Shackleton & Vengeance Tenfold / Sferic Ghost Transmits

ガムランのような高音の連なりや長い時間を掛けて1トラックが遷り変わる展開が「Music For The Quiet Hour / The Drawbar Organ EPs」を踏襲している一方で、昨年の来日ライヴでも感じた事だが、アフリカン・パーカッションやタブラによる呪術性は相対的に薄まっている。
ただそのライヴがどちらかと言えばオーソドックスなテクノへの接近を感じさせる内容だったのに対して、本作はスポークンワード(歌と呼ぶ方が相応しい瞬間もあるが)とのコラボレーションだけあって、ダンス・ミュージックとしての機能性は一層希薄になっている。

「Music For The Quiet Hour / The Drawbar Organ EPs」にもスネアが殆ど鳴らないようなトラックはあったが、本作では加えてテクノ/ハウスのドラムマシンのキック音すらクラシカルなバスドラムに取って代わられている。
結果トラックを推進する駆動力はヒプノティックな高音とダビーなシンセ・ベースのみになっており、従来にも増してアンチ・クライマックスな印象を受ける。

声に場所を譲ったという事なのか、目眩く面妖な電子音響は何時になく控え目で、絵も言われぬ怖さは薄れた感がある。
背面で蠢く音色もShackletonにしてはシンプルでバリエーションも少なく、言葉を選ばずに言えばやや凡庸で、聴き手の覚醒を促す刺激的なノイズも皆無であり、これまでの作品と較べると退屈な感は否めない。

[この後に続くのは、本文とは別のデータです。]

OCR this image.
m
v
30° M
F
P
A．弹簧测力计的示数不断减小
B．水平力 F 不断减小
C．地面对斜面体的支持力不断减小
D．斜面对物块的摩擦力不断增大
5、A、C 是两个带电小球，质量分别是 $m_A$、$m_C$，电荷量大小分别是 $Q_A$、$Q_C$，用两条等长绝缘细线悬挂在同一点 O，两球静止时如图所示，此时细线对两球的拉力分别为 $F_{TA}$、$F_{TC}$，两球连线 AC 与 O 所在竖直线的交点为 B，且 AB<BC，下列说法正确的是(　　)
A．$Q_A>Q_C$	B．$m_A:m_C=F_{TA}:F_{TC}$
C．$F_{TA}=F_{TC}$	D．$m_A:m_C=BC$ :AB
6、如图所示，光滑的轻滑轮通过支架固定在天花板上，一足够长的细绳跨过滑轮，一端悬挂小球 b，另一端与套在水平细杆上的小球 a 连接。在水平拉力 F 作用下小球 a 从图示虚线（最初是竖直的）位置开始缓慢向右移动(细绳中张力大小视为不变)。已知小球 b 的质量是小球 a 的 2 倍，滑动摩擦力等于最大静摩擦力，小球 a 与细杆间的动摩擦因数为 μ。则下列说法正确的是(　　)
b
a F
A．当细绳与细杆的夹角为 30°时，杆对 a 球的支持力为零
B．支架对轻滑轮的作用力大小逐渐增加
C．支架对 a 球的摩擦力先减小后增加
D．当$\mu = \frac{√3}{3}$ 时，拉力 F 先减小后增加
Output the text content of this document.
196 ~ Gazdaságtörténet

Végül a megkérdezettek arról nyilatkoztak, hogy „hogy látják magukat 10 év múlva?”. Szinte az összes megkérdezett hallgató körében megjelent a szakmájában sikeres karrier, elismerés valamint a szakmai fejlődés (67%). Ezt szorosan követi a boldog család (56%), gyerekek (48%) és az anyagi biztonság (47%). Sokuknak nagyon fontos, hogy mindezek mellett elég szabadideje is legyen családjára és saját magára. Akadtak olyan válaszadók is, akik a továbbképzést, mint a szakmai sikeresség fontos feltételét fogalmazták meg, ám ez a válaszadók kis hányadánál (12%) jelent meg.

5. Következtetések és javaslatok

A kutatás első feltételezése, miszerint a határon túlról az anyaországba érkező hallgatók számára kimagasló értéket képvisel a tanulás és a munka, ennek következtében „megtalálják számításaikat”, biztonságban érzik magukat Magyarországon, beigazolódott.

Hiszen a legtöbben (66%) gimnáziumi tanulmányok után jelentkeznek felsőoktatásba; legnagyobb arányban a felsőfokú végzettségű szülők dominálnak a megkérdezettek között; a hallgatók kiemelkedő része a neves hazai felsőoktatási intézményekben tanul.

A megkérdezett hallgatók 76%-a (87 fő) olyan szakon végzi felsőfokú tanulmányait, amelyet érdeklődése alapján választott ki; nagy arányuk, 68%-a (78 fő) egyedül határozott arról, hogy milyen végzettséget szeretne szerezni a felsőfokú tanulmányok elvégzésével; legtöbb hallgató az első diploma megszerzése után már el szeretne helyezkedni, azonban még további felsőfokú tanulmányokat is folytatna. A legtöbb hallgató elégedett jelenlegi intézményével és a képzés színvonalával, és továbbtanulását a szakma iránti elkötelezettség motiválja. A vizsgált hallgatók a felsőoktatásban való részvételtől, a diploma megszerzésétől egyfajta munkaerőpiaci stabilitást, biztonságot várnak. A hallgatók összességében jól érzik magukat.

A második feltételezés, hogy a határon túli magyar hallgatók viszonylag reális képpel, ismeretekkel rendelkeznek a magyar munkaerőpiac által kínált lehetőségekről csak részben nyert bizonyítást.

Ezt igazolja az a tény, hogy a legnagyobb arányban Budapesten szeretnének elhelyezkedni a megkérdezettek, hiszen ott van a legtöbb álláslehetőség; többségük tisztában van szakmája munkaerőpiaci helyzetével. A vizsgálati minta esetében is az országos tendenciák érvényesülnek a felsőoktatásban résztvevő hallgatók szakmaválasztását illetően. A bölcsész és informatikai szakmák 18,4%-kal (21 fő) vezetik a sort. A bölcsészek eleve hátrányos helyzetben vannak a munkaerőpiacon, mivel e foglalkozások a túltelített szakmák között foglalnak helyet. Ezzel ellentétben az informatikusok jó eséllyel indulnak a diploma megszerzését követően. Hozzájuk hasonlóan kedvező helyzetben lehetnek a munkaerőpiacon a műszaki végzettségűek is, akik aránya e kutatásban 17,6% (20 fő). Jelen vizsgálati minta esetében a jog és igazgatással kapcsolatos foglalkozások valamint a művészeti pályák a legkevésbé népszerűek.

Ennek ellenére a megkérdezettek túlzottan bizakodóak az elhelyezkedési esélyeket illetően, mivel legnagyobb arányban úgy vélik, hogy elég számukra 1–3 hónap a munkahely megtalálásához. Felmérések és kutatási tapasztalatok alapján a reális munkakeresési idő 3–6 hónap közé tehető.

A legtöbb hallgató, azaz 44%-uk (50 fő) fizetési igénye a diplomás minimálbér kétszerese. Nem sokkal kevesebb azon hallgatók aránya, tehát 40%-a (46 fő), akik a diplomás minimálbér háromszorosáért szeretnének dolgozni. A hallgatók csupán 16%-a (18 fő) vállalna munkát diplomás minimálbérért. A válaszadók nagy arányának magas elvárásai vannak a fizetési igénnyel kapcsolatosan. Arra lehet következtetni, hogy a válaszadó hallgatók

言葉が理解出来たならばもう少し違った面白さが発見出来たのかも知れないが、少なくとも音としてのスポークンワードや歌に冗長さを補完するだけの求心力があるとは言い難く、特段特別な相乗効果が生まれているとも思えない。
相変わらずオリジナルなのは確かだが、逸早くダブステップ・シーンからの逸脱を見せた異端者のネクスト・ステップを聴かせるには到っておらず、Demdike Stareの近作がセルフ・イメージの超克を標榜するようだったのと較べると些か寂しい内容ではある。